Effects of Aminophylline on Regional Diaphragmatic Shortening after Thoracotomy in the Awake Lamb

Aminophylline has been reported to augment diaphragmatic contraction, although this remains a controversial finding. We studied the effect of aminophylline on regional diaphragmatic shortening, changes in transdiaphragmatic pressure (delta Pdi), and integrated regional electromyographic (EMG) activity of the diaphragm (Edi) after a right thoracotomy in nine lambs using sonomicrometry, esophageal and gastric balloons, and EMG. Sonomicrometer crystals and EMG leads were implanted into the costal and crural regions of the diaphragm through a right thoracotomy, and a tracheostomy was performed. The animals were studied while awake within 4 days after surgery. Fractional costal and crural diaphragmatic shortening was measured using the sonomicrometer; delta Pdi was calculated from esophageal and gastric pressures. Respiratory variables were measured through the tracheostomy. Data were collected during quiet breathing and during CO2 rebreathing. After control measurements, aminophylline (10 mg/kg) was administered intravenously, producing a serum concentration of 17.7 +/- 1.5 micrograms/ml. Aminophylline did not augment shortening, increase delta Pdi, or overcome postoperative diaphragmatic inhibition acutely in the awake sheep after a right lateral thoracotomy. A small decrease of end-tidal CO2, from 5.2% to 4.9%, was measured at rest during aminophylline infusion, but Edi was unchanged.
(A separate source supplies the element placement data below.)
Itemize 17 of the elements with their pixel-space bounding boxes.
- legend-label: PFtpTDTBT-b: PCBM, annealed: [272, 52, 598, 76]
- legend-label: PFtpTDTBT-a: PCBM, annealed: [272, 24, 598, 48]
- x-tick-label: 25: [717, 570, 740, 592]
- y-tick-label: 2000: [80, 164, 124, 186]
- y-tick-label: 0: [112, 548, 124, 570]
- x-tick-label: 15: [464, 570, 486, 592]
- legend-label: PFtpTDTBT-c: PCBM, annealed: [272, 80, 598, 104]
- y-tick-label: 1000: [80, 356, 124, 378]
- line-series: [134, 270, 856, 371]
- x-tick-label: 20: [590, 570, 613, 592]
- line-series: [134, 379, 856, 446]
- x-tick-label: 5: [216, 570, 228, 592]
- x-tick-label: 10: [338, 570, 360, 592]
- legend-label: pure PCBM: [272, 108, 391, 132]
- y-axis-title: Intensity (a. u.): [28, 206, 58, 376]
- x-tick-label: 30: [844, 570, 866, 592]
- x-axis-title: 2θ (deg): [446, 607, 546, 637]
Although during CO2 rebreathing diaphragmatic shortening increased, the addition of aminophylline did not further augment shortening. Our data in awake lambs suggest that aminophylline does not improve diaphragmatic contraction in the acute postoperative period.

Effects of Paralysis with Pancuronium on Chest Wall Statics in Awake Humans

The influence of tonic inspiratory muscle activity on the relaxation characteristics of the chest wall, rib cage (RC), and abdominal wall (ABW) has been investigated in four highly trained subjects. Chest wall shape and volume were estimated with magnetometers. Pleural pressure (Pes) and abdominal pressure were measured with esophageal and gastric balloons, respectively. Subjects were seated reclining 30 degrees from upright, and respiratory muscle weakness was produced by pancuronium bromide until RC inspiratory capacity was decreased to 60% of control. Only minor changes were observed for Konno-Mead relaxation characteristics (RC vs. ABW) between control and paralysis. Similarly, although RC relaxation curves (RC vs. Pes) during paralysis were significantly different from control (P less than 0.05), the changes were small and not consistent. The differences between paralysis-induced changes in resting end-expiratory position of the chest wall and helium-dilution functional residual capacity (FRC) suggested changes in volume of blood within the chest wall. We conclude that 1) although tonic inspiratory activity of chest wall muscles exists, it does not significantly affect the chest wall relaxation characteristics in trained subjects; 2) submaximal paralysis produced by pancuronium bromide is likely to modify either spinal attitude or the distribution of blood between extremities and the thorax; these effects may account for the changes in FRC in other studies.